Levings noted that most of the firm’s clients, which were largely alerted to the change on Friday, have already referred to its various brands as simply Kantar. Operating under one brand will also strengthen Kantar’s position in the marketplace, of which “it is not as strong as it could be,” he admitted.

“Together, Kantar understands more about how people think, feel, shop, share, vote and view than any other company,” Kantar CMO Mandy Pooler said in a statement. “Simplifying our brand strategy is a subtle but important signal of our evolution and our mission, inspiring the world’s most important organizations by providing the most complete understanding of the people they serve.”

The rebranding follows the company’s January launch of Kantar Marketplace, its global on-demand research and insights store; the launch of its “brand guidance systems,” which integrates “validated” survey measures with social, search, sales, media and behavioral data for optimizing brand or campaign performance; and last year’s consolidation of all of its data, artificial intelligence and analytical capabilities into one hub.

The rebranding also comes as WPP continues in its effort to divest up to 80 percent (of its 100 percent) stake in Kantar, although Levings insisted that the impending sale had nothing to do with the decision. It’s “something we’ve been looking at for a while,” he said.
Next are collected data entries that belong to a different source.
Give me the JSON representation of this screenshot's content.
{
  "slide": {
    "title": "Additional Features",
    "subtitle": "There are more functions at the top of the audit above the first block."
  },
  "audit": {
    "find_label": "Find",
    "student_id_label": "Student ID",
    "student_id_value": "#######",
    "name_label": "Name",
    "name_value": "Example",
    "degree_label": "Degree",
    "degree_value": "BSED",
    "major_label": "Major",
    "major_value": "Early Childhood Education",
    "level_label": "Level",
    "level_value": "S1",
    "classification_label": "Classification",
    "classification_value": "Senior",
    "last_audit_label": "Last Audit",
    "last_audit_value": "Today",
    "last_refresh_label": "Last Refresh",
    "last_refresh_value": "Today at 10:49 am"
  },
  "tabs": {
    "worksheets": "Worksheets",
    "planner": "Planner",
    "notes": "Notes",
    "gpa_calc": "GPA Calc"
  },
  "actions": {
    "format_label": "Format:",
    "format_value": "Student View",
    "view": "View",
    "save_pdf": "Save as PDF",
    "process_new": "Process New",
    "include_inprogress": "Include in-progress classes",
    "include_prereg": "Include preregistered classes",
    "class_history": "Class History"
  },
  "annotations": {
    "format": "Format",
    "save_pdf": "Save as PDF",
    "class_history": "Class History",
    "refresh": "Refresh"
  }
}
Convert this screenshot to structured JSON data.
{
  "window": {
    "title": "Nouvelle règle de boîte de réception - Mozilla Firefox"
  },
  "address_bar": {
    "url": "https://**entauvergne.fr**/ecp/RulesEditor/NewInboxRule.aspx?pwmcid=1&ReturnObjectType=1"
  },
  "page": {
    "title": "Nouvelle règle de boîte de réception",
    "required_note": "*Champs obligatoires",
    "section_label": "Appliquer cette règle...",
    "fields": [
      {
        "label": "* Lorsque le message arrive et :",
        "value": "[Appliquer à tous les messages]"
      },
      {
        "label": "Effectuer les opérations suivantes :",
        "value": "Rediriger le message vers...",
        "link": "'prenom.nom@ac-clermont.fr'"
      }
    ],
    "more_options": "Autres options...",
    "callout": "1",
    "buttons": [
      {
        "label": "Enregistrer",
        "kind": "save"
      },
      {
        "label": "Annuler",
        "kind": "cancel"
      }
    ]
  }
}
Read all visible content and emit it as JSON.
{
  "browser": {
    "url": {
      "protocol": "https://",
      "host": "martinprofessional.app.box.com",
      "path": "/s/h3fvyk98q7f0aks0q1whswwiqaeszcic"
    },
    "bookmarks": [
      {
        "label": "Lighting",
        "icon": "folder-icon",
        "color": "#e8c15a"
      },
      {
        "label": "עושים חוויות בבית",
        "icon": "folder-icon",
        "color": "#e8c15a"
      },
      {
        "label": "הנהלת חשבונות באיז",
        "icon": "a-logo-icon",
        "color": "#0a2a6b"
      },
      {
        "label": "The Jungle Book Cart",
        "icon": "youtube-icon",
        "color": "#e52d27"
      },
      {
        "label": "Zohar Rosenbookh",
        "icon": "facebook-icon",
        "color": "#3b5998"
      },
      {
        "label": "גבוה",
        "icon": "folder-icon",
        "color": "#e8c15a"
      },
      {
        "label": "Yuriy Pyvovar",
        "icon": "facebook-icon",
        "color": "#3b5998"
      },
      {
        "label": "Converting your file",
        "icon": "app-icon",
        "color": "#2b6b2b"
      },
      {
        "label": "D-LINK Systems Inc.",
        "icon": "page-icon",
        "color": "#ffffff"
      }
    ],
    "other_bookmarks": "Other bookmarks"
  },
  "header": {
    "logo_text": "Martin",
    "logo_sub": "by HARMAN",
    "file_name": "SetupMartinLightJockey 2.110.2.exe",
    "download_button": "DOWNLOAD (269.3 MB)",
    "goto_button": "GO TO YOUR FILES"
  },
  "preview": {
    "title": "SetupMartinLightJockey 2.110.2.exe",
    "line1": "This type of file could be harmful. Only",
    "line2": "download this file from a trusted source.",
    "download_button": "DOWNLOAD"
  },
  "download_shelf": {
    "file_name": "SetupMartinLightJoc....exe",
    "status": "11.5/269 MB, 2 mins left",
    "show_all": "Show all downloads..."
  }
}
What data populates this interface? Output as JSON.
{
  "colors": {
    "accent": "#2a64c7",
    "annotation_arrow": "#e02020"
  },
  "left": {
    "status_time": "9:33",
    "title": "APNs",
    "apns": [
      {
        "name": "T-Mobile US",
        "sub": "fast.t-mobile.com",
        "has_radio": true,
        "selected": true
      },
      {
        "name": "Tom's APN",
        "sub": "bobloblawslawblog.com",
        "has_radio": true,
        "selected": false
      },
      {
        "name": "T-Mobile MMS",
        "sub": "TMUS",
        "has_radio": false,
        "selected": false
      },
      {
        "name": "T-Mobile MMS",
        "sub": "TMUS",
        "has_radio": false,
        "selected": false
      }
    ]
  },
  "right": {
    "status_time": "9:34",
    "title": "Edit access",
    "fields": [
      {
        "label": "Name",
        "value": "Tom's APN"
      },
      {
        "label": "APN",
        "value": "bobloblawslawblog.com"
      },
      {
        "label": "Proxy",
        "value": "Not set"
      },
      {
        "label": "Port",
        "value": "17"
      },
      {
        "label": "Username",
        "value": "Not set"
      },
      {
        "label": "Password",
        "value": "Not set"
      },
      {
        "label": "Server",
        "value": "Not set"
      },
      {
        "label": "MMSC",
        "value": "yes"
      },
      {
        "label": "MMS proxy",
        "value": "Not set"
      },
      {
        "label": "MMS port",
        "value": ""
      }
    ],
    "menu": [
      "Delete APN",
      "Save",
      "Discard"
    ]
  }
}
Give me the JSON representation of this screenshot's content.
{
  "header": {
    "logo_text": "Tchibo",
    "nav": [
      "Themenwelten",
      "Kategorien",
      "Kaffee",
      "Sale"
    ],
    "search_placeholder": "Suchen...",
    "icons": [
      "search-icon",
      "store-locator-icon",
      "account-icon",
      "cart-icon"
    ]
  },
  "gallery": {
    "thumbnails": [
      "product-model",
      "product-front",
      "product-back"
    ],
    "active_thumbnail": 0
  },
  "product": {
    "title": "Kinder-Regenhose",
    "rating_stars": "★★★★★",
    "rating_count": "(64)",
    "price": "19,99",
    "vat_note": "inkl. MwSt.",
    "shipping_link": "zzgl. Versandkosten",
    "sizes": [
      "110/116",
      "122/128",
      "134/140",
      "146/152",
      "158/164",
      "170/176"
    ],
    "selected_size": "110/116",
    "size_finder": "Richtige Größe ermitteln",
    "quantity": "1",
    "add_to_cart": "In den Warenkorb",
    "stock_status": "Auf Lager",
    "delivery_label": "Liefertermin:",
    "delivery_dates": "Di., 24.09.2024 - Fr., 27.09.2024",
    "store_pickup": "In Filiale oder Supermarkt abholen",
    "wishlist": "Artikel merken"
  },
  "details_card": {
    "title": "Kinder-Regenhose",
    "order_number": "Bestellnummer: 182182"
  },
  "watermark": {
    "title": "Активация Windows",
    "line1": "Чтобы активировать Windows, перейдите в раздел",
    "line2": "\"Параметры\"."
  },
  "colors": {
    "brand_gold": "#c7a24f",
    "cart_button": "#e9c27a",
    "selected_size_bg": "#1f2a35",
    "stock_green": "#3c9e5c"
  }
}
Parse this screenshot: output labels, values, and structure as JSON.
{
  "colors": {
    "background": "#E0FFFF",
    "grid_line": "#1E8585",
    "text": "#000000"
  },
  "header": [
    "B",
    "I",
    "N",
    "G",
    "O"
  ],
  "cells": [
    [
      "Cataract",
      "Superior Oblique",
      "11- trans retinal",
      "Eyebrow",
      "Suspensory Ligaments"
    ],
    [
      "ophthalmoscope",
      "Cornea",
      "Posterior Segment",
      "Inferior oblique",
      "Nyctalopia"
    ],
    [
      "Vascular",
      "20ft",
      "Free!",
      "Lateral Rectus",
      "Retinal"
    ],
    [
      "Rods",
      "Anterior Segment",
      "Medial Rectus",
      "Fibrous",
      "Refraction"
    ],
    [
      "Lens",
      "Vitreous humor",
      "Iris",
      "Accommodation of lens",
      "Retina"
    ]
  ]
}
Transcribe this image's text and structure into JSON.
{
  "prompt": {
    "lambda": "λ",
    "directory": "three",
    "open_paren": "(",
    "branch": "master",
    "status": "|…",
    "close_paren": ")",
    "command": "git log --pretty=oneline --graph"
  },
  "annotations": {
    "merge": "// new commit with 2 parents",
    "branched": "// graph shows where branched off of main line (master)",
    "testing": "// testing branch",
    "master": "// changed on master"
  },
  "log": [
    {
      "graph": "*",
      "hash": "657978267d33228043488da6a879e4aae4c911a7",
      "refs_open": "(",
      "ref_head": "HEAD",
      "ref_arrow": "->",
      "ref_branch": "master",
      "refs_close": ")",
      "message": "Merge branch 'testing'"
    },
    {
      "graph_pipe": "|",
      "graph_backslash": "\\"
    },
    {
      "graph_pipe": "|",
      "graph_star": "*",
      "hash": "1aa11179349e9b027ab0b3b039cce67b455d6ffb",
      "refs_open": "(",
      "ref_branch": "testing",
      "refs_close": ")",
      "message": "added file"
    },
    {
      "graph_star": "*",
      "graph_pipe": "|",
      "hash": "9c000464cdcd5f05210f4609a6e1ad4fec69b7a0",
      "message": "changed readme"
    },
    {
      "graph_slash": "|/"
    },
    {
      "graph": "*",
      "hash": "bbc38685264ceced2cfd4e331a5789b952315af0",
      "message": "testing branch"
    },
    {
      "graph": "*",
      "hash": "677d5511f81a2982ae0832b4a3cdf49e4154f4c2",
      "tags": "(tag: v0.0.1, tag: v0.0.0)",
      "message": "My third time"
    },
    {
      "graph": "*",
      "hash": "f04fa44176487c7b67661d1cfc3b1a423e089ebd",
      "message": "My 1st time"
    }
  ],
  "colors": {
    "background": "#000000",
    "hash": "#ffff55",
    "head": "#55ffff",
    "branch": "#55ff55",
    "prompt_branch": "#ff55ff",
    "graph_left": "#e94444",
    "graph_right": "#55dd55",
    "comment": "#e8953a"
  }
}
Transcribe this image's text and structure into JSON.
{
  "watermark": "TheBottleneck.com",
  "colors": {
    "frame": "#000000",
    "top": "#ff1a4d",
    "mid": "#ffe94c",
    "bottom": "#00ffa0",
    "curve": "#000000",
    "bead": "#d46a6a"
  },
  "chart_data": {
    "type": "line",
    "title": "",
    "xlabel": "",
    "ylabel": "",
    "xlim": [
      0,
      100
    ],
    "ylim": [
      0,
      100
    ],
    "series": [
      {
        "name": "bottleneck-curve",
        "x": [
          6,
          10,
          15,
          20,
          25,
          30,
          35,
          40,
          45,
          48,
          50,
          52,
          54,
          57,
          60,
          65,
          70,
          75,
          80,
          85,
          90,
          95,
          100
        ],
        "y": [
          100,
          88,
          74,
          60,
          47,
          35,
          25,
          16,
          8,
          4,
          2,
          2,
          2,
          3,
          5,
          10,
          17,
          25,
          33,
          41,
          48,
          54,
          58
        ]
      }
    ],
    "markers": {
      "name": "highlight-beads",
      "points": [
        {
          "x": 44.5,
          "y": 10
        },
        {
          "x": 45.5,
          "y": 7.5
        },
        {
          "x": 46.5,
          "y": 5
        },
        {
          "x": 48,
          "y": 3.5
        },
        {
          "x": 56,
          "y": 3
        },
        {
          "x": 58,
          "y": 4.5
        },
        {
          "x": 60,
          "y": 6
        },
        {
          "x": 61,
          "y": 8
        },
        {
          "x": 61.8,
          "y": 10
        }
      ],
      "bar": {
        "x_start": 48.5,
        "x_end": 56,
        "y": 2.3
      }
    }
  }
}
Nonetheless, R3 co-founder and principal Greg Paull said that “it’s a smart move to clean house before the sale” and “reflects the new WPP mantra of simplification and consolidation.”

Under the leadership of CEO Mark Read, WPP has been undergoing a restructuring plan that saw the recent mergers of J. Walter Thompson and Wunderman as well as that of VML and Y&R. In the most recent development of its ongoing restructuring, WPP announced last week that it will fold the Seattle offices of Wunderman, Possible and Cole & Weber into Wunderman Thompson Seattle.

Jay Pattisall, principal analyst at Forrester, agreed, saying that even if the coming sale had nothing to do with the decision to rebrand, it will make the process easier for WPP.

“Kantar merging all its companies under a single Kantar name does create a more straightforward entity for WPP to divest,” Pattisall said. “The different division names—TNS, Millward Brown, IMRB, Lightspeed—are a demonstration of how sprawling and diffuse the company is.”

Paull did add that he does not think the rebranding will “have a huge impact on the sale or value” of Kantar.

“The new owner is for sure going to have their own approach,” he said. Private-equity firms TPG Capital, Apax, Bain Capital and Cinven are amongst those reportedly interested in buying Kantar.